Jan. 18 2013 10:36 AM
John A

Let's get David Childs to design "The Freedom Boardwalk". It would be hardened against all DHS rated threats up to it's fifth story. I'm saying that I think rebuilding is rather absurd.

Jan. 18 2013 10:31 AM

I believe storms have been less frequent over the last 30 years. If you live on the shore you will get water damage. Businesses should plan on it not the gvt.

Jan. 18 2013 10:29 AM
ann from Bay Shore, Long Island

I'm a homeowner whose first floor is 8 inches below grade because it is a split level. Our insurance company is calling this a basement, which isnt covered, even though it is a room that was finished when the house was built, has no door between it and the rest of the house and is in no way a basement. in addition, it is about 5 feet above the road and the general neighborhood grade because our property is on higher ground.

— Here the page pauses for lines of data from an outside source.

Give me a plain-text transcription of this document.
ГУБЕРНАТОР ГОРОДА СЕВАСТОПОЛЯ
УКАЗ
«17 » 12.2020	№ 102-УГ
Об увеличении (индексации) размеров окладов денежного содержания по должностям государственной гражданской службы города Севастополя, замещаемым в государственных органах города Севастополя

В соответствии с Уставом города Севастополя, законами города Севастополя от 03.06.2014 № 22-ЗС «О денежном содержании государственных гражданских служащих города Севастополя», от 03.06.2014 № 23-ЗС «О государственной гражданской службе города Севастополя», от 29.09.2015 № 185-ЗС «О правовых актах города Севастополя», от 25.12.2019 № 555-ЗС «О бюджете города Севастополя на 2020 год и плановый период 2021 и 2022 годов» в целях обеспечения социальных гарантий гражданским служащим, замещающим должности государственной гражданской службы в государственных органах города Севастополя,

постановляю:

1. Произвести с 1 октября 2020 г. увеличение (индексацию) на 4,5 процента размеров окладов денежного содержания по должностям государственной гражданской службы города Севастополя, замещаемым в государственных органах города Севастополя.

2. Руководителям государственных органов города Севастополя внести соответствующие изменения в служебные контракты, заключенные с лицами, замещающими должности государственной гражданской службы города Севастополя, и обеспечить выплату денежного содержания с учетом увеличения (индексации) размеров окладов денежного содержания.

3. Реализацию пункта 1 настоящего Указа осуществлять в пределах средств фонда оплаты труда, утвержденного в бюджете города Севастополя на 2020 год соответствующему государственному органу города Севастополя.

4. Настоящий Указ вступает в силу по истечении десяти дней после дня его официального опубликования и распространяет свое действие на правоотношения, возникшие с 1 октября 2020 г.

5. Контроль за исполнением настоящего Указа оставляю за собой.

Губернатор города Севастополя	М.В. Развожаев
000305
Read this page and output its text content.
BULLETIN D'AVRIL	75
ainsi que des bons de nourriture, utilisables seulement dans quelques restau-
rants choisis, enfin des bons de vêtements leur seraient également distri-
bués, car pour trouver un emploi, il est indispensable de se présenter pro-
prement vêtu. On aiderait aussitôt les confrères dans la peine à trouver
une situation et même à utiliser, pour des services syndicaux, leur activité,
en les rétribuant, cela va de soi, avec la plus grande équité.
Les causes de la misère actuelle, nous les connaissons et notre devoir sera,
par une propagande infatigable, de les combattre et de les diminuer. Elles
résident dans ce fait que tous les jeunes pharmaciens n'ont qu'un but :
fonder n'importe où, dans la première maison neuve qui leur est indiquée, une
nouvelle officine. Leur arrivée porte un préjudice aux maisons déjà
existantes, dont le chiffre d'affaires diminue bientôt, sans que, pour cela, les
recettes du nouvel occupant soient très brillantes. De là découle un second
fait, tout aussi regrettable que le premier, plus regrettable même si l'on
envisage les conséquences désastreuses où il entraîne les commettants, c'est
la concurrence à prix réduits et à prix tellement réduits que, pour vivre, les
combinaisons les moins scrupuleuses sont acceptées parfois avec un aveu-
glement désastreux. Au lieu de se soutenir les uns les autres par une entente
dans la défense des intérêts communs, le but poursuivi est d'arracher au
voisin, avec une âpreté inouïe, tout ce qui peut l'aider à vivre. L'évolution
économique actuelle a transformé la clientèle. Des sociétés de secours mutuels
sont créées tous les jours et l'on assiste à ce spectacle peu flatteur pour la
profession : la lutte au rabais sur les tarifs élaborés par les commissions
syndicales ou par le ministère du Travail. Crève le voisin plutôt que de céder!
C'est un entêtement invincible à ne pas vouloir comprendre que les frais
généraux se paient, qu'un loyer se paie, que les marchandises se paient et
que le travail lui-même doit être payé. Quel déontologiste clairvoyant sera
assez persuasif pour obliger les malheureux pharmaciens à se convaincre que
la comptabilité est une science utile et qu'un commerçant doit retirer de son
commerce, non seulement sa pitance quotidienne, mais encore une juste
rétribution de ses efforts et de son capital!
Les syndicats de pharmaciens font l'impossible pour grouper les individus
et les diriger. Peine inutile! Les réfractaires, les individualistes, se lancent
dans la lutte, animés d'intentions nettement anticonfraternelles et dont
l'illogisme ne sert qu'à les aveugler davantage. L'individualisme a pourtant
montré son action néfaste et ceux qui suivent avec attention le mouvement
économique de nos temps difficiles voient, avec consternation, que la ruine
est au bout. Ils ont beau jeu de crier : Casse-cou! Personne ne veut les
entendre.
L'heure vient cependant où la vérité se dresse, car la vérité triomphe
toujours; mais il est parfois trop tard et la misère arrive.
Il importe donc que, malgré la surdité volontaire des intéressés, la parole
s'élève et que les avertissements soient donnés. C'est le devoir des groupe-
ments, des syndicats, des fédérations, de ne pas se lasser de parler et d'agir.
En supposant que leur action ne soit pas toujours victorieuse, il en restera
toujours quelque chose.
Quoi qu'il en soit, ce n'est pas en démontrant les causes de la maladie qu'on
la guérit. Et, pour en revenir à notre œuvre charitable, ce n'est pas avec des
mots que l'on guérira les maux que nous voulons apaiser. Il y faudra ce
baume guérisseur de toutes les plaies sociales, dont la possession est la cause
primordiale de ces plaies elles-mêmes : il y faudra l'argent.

We had 37.5 inches of water on this first floor. We were covered for demolition costs and the heating system, but we are not covered for rebuilding the rooms or for the contents. There are many homeowners in this same situation, where living space that is not a finished basement is being called a finished basement and not covered

Jan. 18 2013 10:25 AM
Bruce Lambert from Long Island

A terrible injustice in FEMA aid rules currently excludes co-op residents from receiving aid for storm repairs that are granted to other homeowners, up to $31,900 per home for damages not covered by insurance. Co-op owners deserve the same help, under the equal protection clause of the constitution, not to mention logic, fairness and humanitarian need. Co-op groups are calling for redress. Congressman Israel of Long Island and other officials agree. A case in point: Seaview Terrace, an 84-unit co-op in Long Beach has been vacated since the storm and is undergoing repairs approaching $2 million, with only $1.25 million covered by insurance. Currently, all the co-op is entitled to under FEMA is a low-interest SBA loan -- no aid grant.